The Journey

I will get over this, I promised.”

I didn’t have a good plan, nor am I highly intelligent. Maybe! All am doing is just taking it a step at a time.

Too much debtors, I said. I didn’t have a good sight. Just that, I was crazy like hell. Getting loan as if someone was pointing a gun at me. What a stupid me!? I moan.

I was crazy. Paving up and down. Telling myself all the stupid shit I couldn’t have done. But now it is too late. I have already put myself in a deep pit.

I didn’t know it will turn out like this. I didn’t know. I was just crazy. Trying to make money by all means.

Am not going to justify. I won’t ever take a single step to defend myself. I fuck up. That’s all. I make a poor decision.

“Sometimes, we just don’t need to follow our dreams.”

I could have waited another day. Building a website, I thought it was going to be a great deal. Without a single experience, it was hard like hell. Paying for shit I couldn’t figure out the uses. Getting loan for something I couldn’t understand. Anyway, that was then. Maybe now, I will make a good use.

Not knowing what to do. I sat down. Maybe on the floor. Well, I can’t say. All I know is that I sat down. My life. Where is it going? Am I going to die from all this? No way, I must figure out a way.

I thought website will be earning me money. SPOILER ALERT! It didn’t. I was broke like hell. Working and toiling on something I didn’t really understand. But hey, it was worth it. Even if I failed, at least have learn my lesson: Never Do Something You’re Not Knowledgeable About.

There’s room for improvement. Of course I know. Just that, you’ll be amazed how faster you learn if you properly took the right step, instead of guessing and cracking up brain. Cracking brain on what you didn’t even know the basics. Bad game, I cry.

I wasted so much money. Traffic or something, as if it was a Lexus 360, swallowing my money. Hell, not even my money, the money I got through the loaner. Stubborn me, I said. But now is not the time to get panic. And there’s no room for regret. I have to keep moving. At least I’ll be cautious now. Trying to figure out all the right step. Yes! That will be a good idea. Or what!? That was what I told myself.

First I need somewhere to work. Either the job I hate or the one I loath. I just have to do something. Or else this shark loan companies will cut my throat. So before kicking and smacking myself. I have to find solution. At least paying back the money first. That should be my first priority.

So I stood up. Staring bovine like at my TV wall. No, really? Is it a TV? No!
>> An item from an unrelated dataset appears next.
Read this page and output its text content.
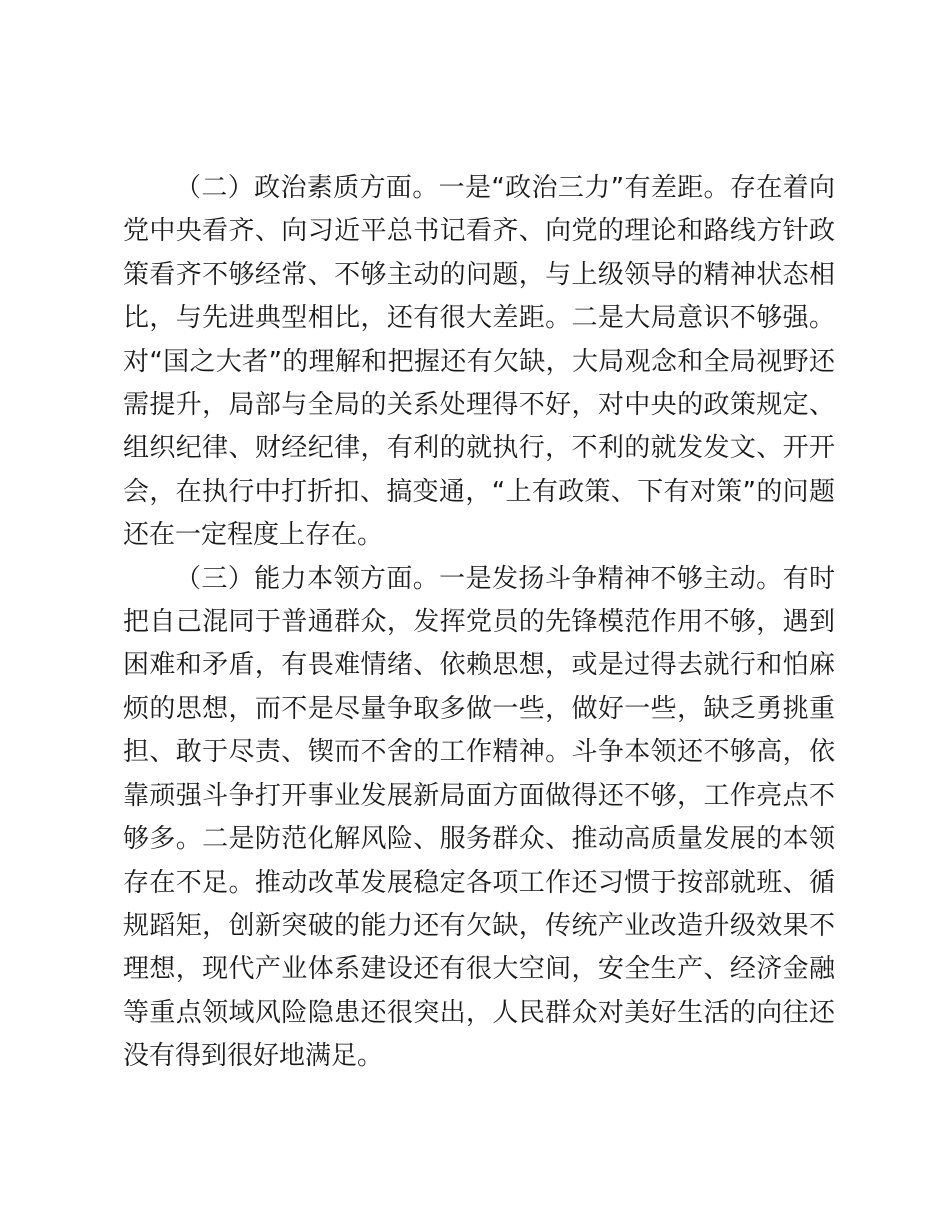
（二）政治素质方面。一是“政治三力”有差距。存在着向党中央看齐、向习近平总书记看齐、向党的理论和路线方针政策看齐不够经常、不够主动的问题，与上级领导的精神状态相比，与先进典型相比，还有很大差距。二是大局意识不够强。对“国之大者”的理解和把握还有欠缺，大局观念和全局视野还需提升，局部与全局的关系处理得不好，对中央的政策规定、组织纪律、财经纪律，有利的就执行，不利的就发发文、开开会，在执行中打折扣、搞变通，“上有政策、下有对策”的问题还在一定程度上存在。

（三）能力本领方面。一是发扬斗争精神不够主动。有时把自己混同于普通群众，发挥党员的先锋模范作用不够，遇到困难和矛盾，有畏难情绪、依赖思想，或是过得去就行和怕麻烦的思想，而不是尽量争取多做一些，做好一些，缺乏勇挑重担、敢于尽责、锲而不舍的工作精神。斗争本领还不够高，依靠顽强斗争打开事业发展新局面方面做得还不够，工作亮点不够多。二是防范化解风险、服务群众、推动高质量发展的本领存在不足。推动改革发展稳定各项工作还习惯于按部就班、循规蹈矩，创新突破的能力还有欠缺，传统产业改造升级效果不理想，现代产业体系建设还有很大空间，安全生产、经济金融等重点领域风险隐患还很突出，人民群众对美好生活的向往还没有得到很好地满足。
I just remembered I didn’t have any. My room was plain like day. Nothing to show even to my girlfriend. Always boring like listening to a 70 years old lecturer speaking french when you only speak your native language in hope that he was lecturing you on how to make a planet count. When in reality, you were from Japan. And here you are, staring at your professor, speaking french, saying almost every jargons you wouldn’t even remember even when you’re gotten a plane ticket for it. Dull. I said. Anyway, there’s no time to waste time.

Which work should I do? I can’t say. I was just staring at the wall. Okay. What if I start a business? Cool! It seem that sounds great. But wait, which business am I talking about? Well, I just have to figure that out. But anyway, maybe thinking won’t solve a single shit of this. Maybe I should just get the fuck out of this house and find a good use of my time. With that in mind. I picked up my phone, checked the time and it said, 3:26 pm. What a bad luck, I thought. But anyway, no time is too long to make a comeback. Or at least, I have to put some hope.

I walked out. Lock the door and started the journey I didn’t sure how to arrive at the destination. Just plainly moving, hoping that one day, I might hit the right jackpot. Bullshit. I thought. But anyway, I still have to keep going.

This website, I am coming back to hunt you. I promised. I will learn all the shit I have to learn in other to make you work. But first, I have to pay back my loan. For this case, just watch out for my next move.

Fuck you! I Am Lasisi. Yes, I’ve gat to say fuck you even more than a million time. After all, you stupidly drag my money go.

But wait, is it me or the website? Oh oh! Then fuck me in return. I didn’t learn my home work.

Yeah! That should be my lesson: Always Have Some Knowledge Of What You’re Getting Yourself Into.